Just as the Bardeen Quad and other changes revitalized the north end of the campus, so too do the Shebiks see the Library’s building project as a major game changer for the south.
And with that belief, the couple pledged $2.5 million to help launch the library building project. [For further details on the project’s progress, see First of Four Phases Gets Committee’s OK.]
“We will begin in earnest,” said Dean John Wilkin, “that effort to do what we have planned to do for decades”—an effort that transforms the Undergraduate Library into a special collections space, incorporates undergraduates into the broader educational environment of the university, and creates a research hub within repurposed sections of the Main Stacks for collaborative efforts among the humanities and social sciences.
“I think what impresses us most about the plan,” said Megan, “is how far it is looking to the future.”
The Shebiks’ love for and connections to the University of Illinois run wide and deep. The first Illini in the family was Steve’s mother, the late Phyllis Shebik, who graduated in education in 1938. Following her were Steve ’78 BUS, ’78 BUS; Megan ’80 LAS; and their children—Brian ’16 BUS, ’16 LAS; Matthew ’18 LAS; and Sarah ’19 LAS. The family’s various fields of study include economics, finance, accounting, and psychology.
As an undergraduate, Steve was a well-known fixture in the Undergraduate Library. Classmates and friends knew exactly where to find him, ensconced each day in the same seat in the lower level of the Undergraduate Library. “I studied a lot,” the Bronze Tablet recipient recalled, “and the library was the perfect place.” But he wasn’t always hitting the books. “I love history,” Steve said, and to help his mother with her passion for genealogy, “I would spend several hours every month in the Newspaper Library, tracking down our and other families’ ancestors,” a pastime that opened Steve’s eyes as to the vast resources the Library had to offer.
Although their years at Illinois overlapped, Megan and Steve did not meet until after graduation, when both were forging careers in the insurance industry. And over time, “we have increasingly realized the importance of the Library and all that it provides to the students and to the community,” said Megan, who serves as vice-chair of the Library Board of Advocates.
The forward-looking nature of the renovation, as well as the collaboration and accessibility that renovation will afford faculty and students, is especially appealing.
“The whole idea of bringing people together in the research hub from various schools that have never had a way to easily interact is tremendous,” Steve said of the interdisciplinary areas planned for the humanities and social sciences.

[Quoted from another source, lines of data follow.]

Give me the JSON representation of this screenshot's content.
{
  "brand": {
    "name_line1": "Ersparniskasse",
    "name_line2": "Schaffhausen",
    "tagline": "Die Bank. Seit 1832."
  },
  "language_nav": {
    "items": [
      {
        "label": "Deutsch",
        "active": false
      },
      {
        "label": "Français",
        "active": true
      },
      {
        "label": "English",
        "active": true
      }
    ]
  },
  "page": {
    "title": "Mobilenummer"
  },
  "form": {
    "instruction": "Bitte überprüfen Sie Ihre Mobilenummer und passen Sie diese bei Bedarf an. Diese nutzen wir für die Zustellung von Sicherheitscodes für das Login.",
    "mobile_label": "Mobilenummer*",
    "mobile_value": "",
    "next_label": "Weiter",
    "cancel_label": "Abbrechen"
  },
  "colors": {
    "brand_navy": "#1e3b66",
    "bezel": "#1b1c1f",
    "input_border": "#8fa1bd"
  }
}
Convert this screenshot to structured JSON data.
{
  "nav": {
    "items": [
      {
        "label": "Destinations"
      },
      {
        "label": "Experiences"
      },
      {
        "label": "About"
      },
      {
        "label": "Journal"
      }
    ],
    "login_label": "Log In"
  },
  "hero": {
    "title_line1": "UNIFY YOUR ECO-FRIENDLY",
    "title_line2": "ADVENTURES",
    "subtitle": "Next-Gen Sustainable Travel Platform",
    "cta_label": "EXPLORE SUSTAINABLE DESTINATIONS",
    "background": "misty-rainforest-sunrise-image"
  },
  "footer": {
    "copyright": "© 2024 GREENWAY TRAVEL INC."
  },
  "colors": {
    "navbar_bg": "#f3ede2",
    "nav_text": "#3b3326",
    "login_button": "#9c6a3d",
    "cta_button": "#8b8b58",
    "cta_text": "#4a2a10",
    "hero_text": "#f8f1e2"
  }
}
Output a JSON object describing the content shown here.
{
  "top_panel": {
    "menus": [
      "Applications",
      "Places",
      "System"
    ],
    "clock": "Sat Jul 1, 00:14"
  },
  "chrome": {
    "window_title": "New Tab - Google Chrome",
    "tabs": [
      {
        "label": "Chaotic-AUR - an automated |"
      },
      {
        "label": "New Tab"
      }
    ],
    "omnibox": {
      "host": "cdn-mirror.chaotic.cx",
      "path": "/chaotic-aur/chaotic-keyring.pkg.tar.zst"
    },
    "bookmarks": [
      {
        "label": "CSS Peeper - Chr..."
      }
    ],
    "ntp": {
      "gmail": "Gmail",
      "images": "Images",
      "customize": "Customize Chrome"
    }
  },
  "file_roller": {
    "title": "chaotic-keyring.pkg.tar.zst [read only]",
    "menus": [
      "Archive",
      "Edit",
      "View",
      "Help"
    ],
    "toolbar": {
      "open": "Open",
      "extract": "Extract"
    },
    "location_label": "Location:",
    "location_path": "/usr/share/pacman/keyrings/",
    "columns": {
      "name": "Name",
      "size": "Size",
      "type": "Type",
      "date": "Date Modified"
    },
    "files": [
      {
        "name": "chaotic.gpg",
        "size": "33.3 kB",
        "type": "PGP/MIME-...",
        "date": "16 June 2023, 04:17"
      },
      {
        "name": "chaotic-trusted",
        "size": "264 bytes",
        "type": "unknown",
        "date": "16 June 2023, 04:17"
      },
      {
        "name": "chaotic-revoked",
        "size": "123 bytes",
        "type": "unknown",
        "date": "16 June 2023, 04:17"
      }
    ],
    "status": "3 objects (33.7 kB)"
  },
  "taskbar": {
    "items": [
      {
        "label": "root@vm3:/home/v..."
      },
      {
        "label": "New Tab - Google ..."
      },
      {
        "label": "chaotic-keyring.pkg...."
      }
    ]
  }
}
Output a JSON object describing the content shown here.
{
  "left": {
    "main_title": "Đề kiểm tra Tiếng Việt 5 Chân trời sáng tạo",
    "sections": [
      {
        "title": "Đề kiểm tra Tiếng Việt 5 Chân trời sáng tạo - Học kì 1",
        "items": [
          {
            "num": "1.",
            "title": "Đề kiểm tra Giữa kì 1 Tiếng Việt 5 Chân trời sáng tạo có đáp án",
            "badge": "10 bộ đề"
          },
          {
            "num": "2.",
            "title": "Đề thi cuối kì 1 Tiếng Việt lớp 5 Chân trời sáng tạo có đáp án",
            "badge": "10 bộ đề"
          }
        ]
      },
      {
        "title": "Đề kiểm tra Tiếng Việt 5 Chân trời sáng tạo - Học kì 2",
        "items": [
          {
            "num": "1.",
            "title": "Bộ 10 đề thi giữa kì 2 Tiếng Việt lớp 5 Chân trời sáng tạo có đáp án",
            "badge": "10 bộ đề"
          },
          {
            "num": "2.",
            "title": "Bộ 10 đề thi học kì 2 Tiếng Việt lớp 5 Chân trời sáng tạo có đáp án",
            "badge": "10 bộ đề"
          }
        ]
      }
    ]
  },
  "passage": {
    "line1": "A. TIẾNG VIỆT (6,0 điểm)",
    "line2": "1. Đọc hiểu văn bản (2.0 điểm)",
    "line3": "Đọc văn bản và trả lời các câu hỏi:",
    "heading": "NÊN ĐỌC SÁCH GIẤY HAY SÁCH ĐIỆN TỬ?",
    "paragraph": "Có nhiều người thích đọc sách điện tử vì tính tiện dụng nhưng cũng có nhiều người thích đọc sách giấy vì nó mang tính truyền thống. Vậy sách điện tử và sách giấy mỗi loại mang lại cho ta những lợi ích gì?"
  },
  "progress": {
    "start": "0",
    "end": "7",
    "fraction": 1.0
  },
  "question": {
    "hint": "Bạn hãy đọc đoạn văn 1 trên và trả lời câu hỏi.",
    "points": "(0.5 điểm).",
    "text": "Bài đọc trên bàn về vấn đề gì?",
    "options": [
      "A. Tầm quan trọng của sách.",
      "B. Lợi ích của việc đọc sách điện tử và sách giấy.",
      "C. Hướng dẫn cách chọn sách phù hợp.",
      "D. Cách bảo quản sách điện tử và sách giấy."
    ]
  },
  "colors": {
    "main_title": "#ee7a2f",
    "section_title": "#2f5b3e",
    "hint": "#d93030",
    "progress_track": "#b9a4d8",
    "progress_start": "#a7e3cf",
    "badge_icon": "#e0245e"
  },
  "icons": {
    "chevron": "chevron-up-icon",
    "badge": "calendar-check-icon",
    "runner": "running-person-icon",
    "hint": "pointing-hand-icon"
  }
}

Scholarship on the south end of campus will be enhanced further by a complementary $2.5 million gift the Shebiks are making to the Gies College of Business. Plans are to construct a shared instructional facility offering additional opportunities for faculty and students with larger classrooms, more offices, and added production studios.
As for the Library, technological aspects such as digitization are important, but being able to touch and see the breadth of the Library’s resources captivates as well. That will be much easier to do with the exhibit and work areas planned for the Special Collections building.
“We’ve been really pleased with the plans we’ve seen,” Megan said. The transformation of the Library into “the versatile space needed for the future is wonderful.”
“The Library has to change for the 2020s and beyond,” Steve said. “And bringing people together in the same location, to collaborate, study and create, I believe, is vital.”